Les chiffres sont connus. La Cour des comptes les rappelle chaque année. Le travail dissimulé représente 6 à 8 milliards d’euros par an ; des réseaux organisés détournent des centaines de millions d’euros des comptes personnels de formation (CPF). (Exclamations sur les bancs du groupe LFI-NFP.) La fraude s’est organisée. Notre droit, lui, n’a jamais suivi. Le texte vient combler ce retard. C’est exactement ce qu’ignore La France insoumise. Les motions de rejet, si nombreuses, sont devenues la signature politique de votre groupe. Loi de programmation militaire, loi sur le narcotrafic, loi immigration, loi de sécurité, loi de justice – vous voulez rejeter sans discussion chaque texte qui demande à la République de protéger. (Applaudissements sur les bancs des groupes HOR et DR. – M. Théo Bernhardt applaudit également.)

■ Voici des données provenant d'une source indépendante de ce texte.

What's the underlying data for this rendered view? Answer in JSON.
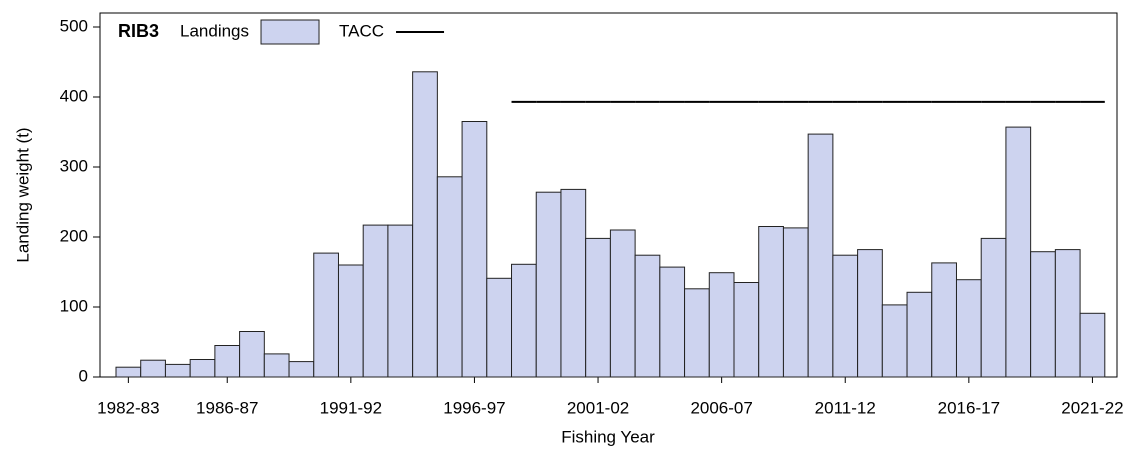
{
  "chart_data": {
    "type": "bar",
    "title": "RIB3",
    "x_label": "Fishing Year",
    "y_label": "Landing weight (t)",
    "categories": [
      "1982-83",
      null,
      null,
      null,
      "1986-87",
      null,
      null,
      null,
      null,
      "1991-92",
      null,
      null,
      null,
      null,
      "1996-97",
      null,
      null,
      null,
      null,
      "2001-02",
      null,
      null,
      null,
      null,
      "2006-07",
      null,
      null,
      null,
      null,
      "2011-12",
      null,
      null,
      null,
      null,
      "2016-17",
      null,
      null,
      null,
      null,
      "2021-22"
    ],
    "series": [
      {
        "name": "Landings",
        "type": "bar",
        "color": "#cdd3ef",
        "values": [
          14,
          24,
          18,
          25,
          45,
          65,
          33,
          22,
          177,
          160,
          217,
          217,
          436,
          286,
          365,
          141,
          161,
          264,
          268,
          198,
          210,
          174,
          157,
          126,
          149,
          135,
          215,
          213,
          347,
          174,
          182,
          103,
          121,
          163,
          139,
          198,
          357,
          179,
          182,
          91
        ]
      },
      {
        "name": "TACC",
        "type": "step",
        "color": "#000000",
        "values": [
          null,
          null,
          null,
          null,
          null,
          null,
          null,
          null,
          null,
          null,
          null,
          null,
          null,
          null,
          null,
          null,
          393,
          393,
          393,
          393,
          393,
          393,
          393,
          393,
          393,
          393,
          393,
          393,
          393,
          393,
          393,
          393,
          393,
          393,
          393,
          393,
          393,
          393,
          393,
          393
        ]
      }
    ],
    "ylim": [
      0,
      520
    ],
    "yticks": [
      0,
      100,
      200,
      300,
      400,
      500
    ]
  }
}
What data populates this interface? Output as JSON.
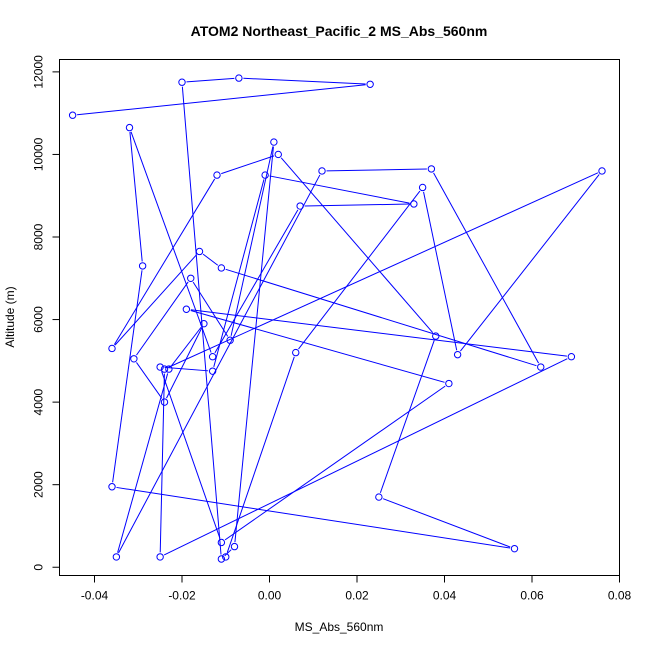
{
  "chart_data": {
    "type": "line",
    "title": "ATOM2 Northeast_Pacific_2 MS_Abs_560nm",
    "xlabel": "MS_Abs_560nm",
    "ylabel": "Altitude (m)",
    "xlim": [
      -0.048,
      0.08
    ],
    "ylim": [
      -200,
      12300
    ],
    "xticks": [
      -0.04,
      -0.02,
      0.0,
      0.02,
      0.04,
      0.06,
      0.08
    ],
    "xtick_labels": [
      "-0.04",
      "-0.02",
      "0.00",
      "0.02",
      "0.04",
      "0.06",
      "0.08"
    ],
    "yticks": [
      0,
      2000,
      4000,
      6000,
      8000,
      10000,
      12000
    ],
    "ytick_labels": [
      "0",
      "2000",
      "4000",
      "6000",
      "8000",
      "10000",
      "12000"
    ],
    "grid": false,
    "series_color": "#0000ff",
    "series": [
      {
        "x": [
          -0.045,
          0.023,
          -0.007,
          -0.02,
          -0.011,
          -0.008,
          0.001,
          -0.009,
          -0.018,
          -0.031,
          -0.024,
          -0.015,
          -0.023,
          -0.035,
          0.012,
          0.037,
          0.062,
          -0.011,
          -0.016,
          -0.036,
          -0.012,
          0.002,
          0.038,
          0.025,
          0.056,
          -0.036,
          -0.029,
          -0.032,
          -0.013,
          0.007,
          0.033,
          -0.001,
          -0.013,
          -0.025,
          -0.011,
          0.041,
          -0.019,
          0.069,
          -0.025,
          -0.024,
          0.076,
          0.043,
          0.035,
          0.006,
          -0.01
        ],
        "y": [
          10950,
          11700,
          11850,
          11750,
          200,
          500,
          10300,
          5500,
          7000,
          5050,
          4000,
          5900,
          4800,
          250,
          9600,
          9650,
          4850,
          7250,
          7650,
          5300,
          9500,
          10000,
          5600,
          1700,
          450,
          1950,
          7300,
          10650,
          5100,
          8750,
          8800,
          9500,
          4750,
          4850,
          600,
          4450,
          6250,
          5100,
          250,
          4800,
          9600,
          5150,
          9200,
          5200,
          250
        ]
      }
    ]
  }
}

Vous votez contre le militaire, le policier, le magistrat. Vous défendez la rave-party illégale contre l’ordre public, le squatteur contre le propriétaire et aujourd’hui le fraudeur contre la solidarité nationale. (Applaudissements sur plusieurs bancs des groupes HOR et DR.)
Chaque fois qu’il faut sanctionner, vous nous accusez de mépris de classe. Chaque fois qu’il faut protéger notre système social, vous déposez une motion de rejet ou vous pratiquez l’obstruction. Et vous prétendez encore défendre les Français modestes ? (« Oui ! » sur les bancs du groupe LFI-NFP.)
Mais ce sont eux qui paient quand le RSA est détourné, quand France Travail est flouée, quand l’assurance maladie est dévoyée par des réseaux organisés. Votre motion et votre projet politique ne protègent pas les plus vulnérables mais ceux qui vivent à leurs dépens.
Bien évidemment, le groupe Horizons & indépendants votera contre la motion de rejet préalable. (Applaudissements sur les bancs du groupe HOR et sur plusieurs bancs du groupe EPR.)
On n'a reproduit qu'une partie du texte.